Réforme des mutations : une mise en œuvre des délais de séjour précipitée

Publié le 01/12/2017

La mise en place des délais de séjour est non négociable dès 2018. La CFDT veut un débat de fond sur les motivations de la DG et demande à surseoir à sa mise en place.

La CFDT est bien consciente que cette réforme des règles de mutations a pour but de pallier les suppressions d'emplois et la baisse des crédits que la DGFiP supporte depuis des années.

Cette réforme arrive dans une période d'annonces gouvernementales d'ampleur. En septembre nous apprenons que le gouvernement lance CAP2022 et qu'il demande aux administrations de revoir leurs missions, d'en externaliser, déléguer voire d'en supprimer !

Lundi le gouvernement annonce que les administrations devront intégrer le droit à l'erreur dans leurs process et qu'elles devront ouvrir jusqu'à 20h.

Pour la CFDT on ne peut à la fois faire des réformes et réduire drastiquement les moyens.

Le 16 octobre, le directeur général a publié un message sur Ulysse, présentant les grandes lignes de sa réforme, 4 jours avant le groupe de travail annuel consacré au toilettage des règles de mutation.

Lors de ce GT la direction nous a affirmé ouvrir un cycle de discussion de six mois sur tous les thèmes hormis deux : les délais de séjour et l’affectation nationale au département.

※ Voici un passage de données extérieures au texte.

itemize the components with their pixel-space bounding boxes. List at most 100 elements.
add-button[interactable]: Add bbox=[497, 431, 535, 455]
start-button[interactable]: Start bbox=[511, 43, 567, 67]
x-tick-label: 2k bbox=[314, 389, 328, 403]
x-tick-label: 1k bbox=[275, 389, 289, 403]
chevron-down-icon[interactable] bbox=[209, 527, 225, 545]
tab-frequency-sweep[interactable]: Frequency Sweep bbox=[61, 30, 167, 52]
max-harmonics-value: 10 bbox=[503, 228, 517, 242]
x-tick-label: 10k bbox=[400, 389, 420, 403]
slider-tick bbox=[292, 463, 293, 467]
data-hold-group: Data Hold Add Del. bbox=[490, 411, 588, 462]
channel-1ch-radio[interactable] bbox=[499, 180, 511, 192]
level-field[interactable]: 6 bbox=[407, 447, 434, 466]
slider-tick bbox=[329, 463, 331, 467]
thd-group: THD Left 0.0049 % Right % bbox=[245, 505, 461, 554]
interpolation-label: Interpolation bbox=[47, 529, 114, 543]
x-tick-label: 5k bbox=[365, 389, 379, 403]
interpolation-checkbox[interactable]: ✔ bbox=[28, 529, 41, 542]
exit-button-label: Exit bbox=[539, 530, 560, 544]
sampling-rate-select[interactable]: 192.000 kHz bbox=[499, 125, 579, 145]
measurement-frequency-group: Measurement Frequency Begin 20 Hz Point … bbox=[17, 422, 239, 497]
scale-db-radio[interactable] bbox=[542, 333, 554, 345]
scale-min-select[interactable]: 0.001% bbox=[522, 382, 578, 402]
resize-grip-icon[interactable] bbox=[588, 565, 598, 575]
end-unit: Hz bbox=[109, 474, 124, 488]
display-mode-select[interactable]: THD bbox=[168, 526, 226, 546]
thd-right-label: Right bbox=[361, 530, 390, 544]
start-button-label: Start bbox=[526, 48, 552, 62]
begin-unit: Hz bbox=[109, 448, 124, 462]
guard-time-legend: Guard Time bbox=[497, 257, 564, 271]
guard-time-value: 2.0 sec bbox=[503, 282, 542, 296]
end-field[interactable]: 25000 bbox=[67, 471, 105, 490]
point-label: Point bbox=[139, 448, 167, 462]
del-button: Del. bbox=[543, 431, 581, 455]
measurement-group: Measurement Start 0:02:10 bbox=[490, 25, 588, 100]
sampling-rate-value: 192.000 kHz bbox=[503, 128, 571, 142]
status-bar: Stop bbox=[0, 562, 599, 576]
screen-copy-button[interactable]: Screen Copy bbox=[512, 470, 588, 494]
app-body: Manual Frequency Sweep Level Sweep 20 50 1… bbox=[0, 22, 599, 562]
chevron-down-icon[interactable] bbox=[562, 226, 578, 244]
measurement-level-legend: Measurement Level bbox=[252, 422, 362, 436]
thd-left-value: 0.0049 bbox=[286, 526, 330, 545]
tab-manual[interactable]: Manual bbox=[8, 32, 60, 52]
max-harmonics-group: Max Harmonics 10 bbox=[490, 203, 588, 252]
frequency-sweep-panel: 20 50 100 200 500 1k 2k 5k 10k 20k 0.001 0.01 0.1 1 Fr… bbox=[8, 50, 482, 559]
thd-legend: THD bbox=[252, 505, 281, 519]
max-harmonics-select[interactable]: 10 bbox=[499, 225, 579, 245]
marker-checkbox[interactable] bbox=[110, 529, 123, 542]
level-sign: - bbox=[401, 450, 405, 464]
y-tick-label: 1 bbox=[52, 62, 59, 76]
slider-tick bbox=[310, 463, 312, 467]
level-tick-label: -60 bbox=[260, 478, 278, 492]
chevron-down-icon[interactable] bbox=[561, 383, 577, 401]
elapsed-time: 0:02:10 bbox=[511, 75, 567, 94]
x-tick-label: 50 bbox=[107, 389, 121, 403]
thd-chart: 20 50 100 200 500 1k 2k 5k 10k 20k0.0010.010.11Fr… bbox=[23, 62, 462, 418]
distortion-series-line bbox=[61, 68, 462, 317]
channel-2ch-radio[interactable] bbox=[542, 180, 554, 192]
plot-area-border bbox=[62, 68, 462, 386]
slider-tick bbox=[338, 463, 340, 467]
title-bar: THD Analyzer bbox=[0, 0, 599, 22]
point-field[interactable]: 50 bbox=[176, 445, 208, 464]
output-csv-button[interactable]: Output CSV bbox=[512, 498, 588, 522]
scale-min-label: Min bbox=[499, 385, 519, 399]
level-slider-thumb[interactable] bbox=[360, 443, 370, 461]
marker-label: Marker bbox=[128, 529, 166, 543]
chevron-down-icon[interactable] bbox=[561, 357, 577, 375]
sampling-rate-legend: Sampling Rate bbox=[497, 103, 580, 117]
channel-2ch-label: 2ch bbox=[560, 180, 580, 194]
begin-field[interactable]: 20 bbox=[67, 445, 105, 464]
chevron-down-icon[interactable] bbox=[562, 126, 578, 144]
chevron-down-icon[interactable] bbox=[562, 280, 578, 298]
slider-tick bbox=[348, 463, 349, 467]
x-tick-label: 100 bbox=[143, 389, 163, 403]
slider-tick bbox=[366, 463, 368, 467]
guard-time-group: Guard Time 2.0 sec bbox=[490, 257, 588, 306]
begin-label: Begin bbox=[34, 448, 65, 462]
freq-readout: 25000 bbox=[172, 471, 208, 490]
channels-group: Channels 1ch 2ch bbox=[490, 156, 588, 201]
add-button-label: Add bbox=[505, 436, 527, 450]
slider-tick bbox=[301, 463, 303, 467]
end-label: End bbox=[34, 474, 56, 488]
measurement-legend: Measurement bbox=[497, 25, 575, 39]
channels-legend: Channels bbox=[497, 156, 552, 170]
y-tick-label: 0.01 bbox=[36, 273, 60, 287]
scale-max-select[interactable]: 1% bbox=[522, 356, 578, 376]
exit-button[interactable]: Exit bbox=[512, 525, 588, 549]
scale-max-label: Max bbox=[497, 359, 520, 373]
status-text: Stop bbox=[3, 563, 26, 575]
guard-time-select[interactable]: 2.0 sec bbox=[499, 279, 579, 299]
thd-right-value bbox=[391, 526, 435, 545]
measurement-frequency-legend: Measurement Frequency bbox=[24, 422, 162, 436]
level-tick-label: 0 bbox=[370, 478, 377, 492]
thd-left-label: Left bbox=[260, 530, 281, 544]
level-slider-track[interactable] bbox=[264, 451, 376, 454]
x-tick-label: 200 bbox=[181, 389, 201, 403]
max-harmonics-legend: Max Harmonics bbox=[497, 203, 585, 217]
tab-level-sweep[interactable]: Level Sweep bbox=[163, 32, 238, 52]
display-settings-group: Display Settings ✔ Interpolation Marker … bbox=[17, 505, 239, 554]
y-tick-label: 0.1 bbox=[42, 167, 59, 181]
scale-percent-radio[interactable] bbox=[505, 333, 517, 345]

Le directeur général indique vouloir traiter les délais de séjour rapidement afin de les intégrer dans l’instruction de décembre prochain.

Le 13 novembre, le DG a réaffirmé son désir de discussion. Il s’agit donc aujourd’hui de passer des paroles aux actes.

Pour ce faire, la CFDT vous demande de préciser si vous êtes aujourd’hui en mesure d’arbitrer en séance sur les thèmes abordés.

La CFDT est également critique sur le fond de la réforme. Nous regrettons qu'elle oppose l’intérêt des agents avec l’intérêt des services puisque elle entend répondre à des dysfonctionnements en diminuant les garanties données aux agents qui mutent. Elle oppose également les agents entre eux, en pointant des intérêts divergents (Île-de-France/province, primo-affectés et collègues déjà en poste) et en ravivant de vieilles rancœurs (impôts/trésor).

Notre analyse est que le fait de bloquer les agents deux ans et de supprimer les garanties géographiques et fonctionnelles de ceux qui mutent est disproportionnée au regard des problèmes pointés, notamment des taux de rotation élevés .

Ainsi la CFDT vous demande de lister avec précision tous les dysfonctionnements que vous avez identifiés, afin de les corriger sans pénaliser les agents, et lorsque ce n'est pas possible de créer de nouvelles garanties pour eux. C'est dans ce sens que la CFDT entend s'investir dans le cycle de discussion.

Pour la CFDT, ce premier groupe de travail doit permettre de s'accorder sur la méthode de discussion jusqu'à la fin du cycle, calendrier, arbitrage en séance, rythme des groupes de travail, relevés de décisions, thèmes abordés, etc...

Enfin, la DG nous indique vouloir imposer une augmentation des délais de séjour à deux ans pour les agents qui seront mutés dès le 1er septembre 2018, ainsi qu'allongement à 3 ans pour tous les primo-affectés.

Nous sommes étonnés par tant de précipitation qui, pour nous, ne se justifie pas forcément. Nous vous demandons d’y surseoir pour intégrer cette question au cycle de discussion. Car nous pensons que des solutions adaptées peuvent être trouvées sans pénaliser de nombreux agents qui demandent une mutation.